Big Sky's grooming crew does a great job of maintaining the slopes, and the variety of terrain makes it an excellent place to ski in March. Additionally, with a wide range of terrain, Big Sky is a great place for skiers of all abilities to enjoy spring skiing.
The cold days that can still strike Montana in March are greatly blunted by the superior lift system at Big Sky, which includes a number of heated and bubbled lifts. Big Sky has more advanced chairlifts than any other ski resort in North America.
The northerly-facing terrain at Big Sky can hold chalky cold snow well into the spring due to the resort's northerly latitude and its relatively high elevation for Montana.
Those looking for corn snow and more sun exposure in March at Big Sky can look to the Liberty Bowl, which is known for its wide-open terrain and sunny exposure. This area receives a lot of south-facing exposure, making it a great spot for skiers looking to enjoy some spring sunshine.
Additionally, the Moonlight Basin area of Big Sky is known for its sunny exposure and is a great spot for skiers looking to enjoy some spring corn snow.
What matters when it comes to snow for March skiing:
Ski areas with higher elevations and more northerly latitudes can keep snow colder when thawing temperatures in March or during warming events degrade other resorts' snowpacks. Aspects have the same affect, so the snow at a ski resort with more east or south-facing slopes will suffer more quickly as the sun grows stronger into March and the later spring.

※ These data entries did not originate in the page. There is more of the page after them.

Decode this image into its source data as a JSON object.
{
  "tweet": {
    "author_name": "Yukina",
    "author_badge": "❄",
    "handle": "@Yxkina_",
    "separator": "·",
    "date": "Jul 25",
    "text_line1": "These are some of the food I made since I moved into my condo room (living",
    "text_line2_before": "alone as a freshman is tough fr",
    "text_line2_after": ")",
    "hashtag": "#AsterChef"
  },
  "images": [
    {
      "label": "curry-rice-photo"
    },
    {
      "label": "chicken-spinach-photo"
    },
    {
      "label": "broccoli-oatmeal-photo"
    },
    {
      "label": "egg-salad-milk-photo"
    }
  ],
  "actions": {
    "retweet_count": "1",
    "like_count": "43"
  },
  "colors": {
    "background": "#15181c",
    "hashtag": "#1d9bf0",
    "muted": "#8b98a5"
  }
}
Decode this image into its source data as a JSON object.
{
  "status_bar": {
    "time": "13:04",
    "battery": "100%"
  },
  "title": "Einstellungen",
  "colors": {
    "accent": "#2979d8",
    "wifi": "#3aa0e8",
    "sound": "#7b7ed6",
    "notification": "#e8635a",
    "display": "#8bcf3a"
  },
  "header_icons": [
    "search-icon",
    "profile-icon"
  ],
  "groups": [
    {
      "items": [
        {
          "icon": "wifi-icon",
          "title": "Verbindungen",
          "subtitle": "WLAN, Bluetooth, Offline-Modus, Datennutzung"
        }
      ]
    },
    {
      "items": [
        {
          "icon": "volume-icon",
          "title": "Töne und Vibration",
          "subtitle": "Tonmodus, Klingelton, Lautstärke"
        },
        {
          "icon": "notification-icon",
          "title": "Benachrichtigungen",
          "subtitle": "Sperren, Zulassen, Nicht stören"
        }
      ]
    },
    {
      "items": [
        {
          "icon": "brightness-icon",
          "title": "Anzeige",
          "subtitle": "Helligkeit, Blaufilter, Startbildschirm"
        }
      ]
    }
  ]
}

For that reason, ski resorts with more north-facing terrain will be able to shelter snow more thoroughly into and through March. The most important factors for good snow preservation in spring tend to be elevation and north aspects, so the ski resorts with the highest elevations and the highest percentage of north-facing slopes tend to be those that preserve their snow best. More explanation on this topic can be found on our snow rankings page.
Lots of east and south exposures coupled with cold temperatures at night can put ski slopes into a nasty freeze-thaw process, wherein the ski resort becomes an ice rink overnight and doesn't revert to being skiable until the sun thaws things out. If the sun doesn't come out, however, skiers can be stuck with terrible conditions for days on end.
So, quite simply, in March, look for resorts with high elevations and high percentages of north-facing terrain (~50%+).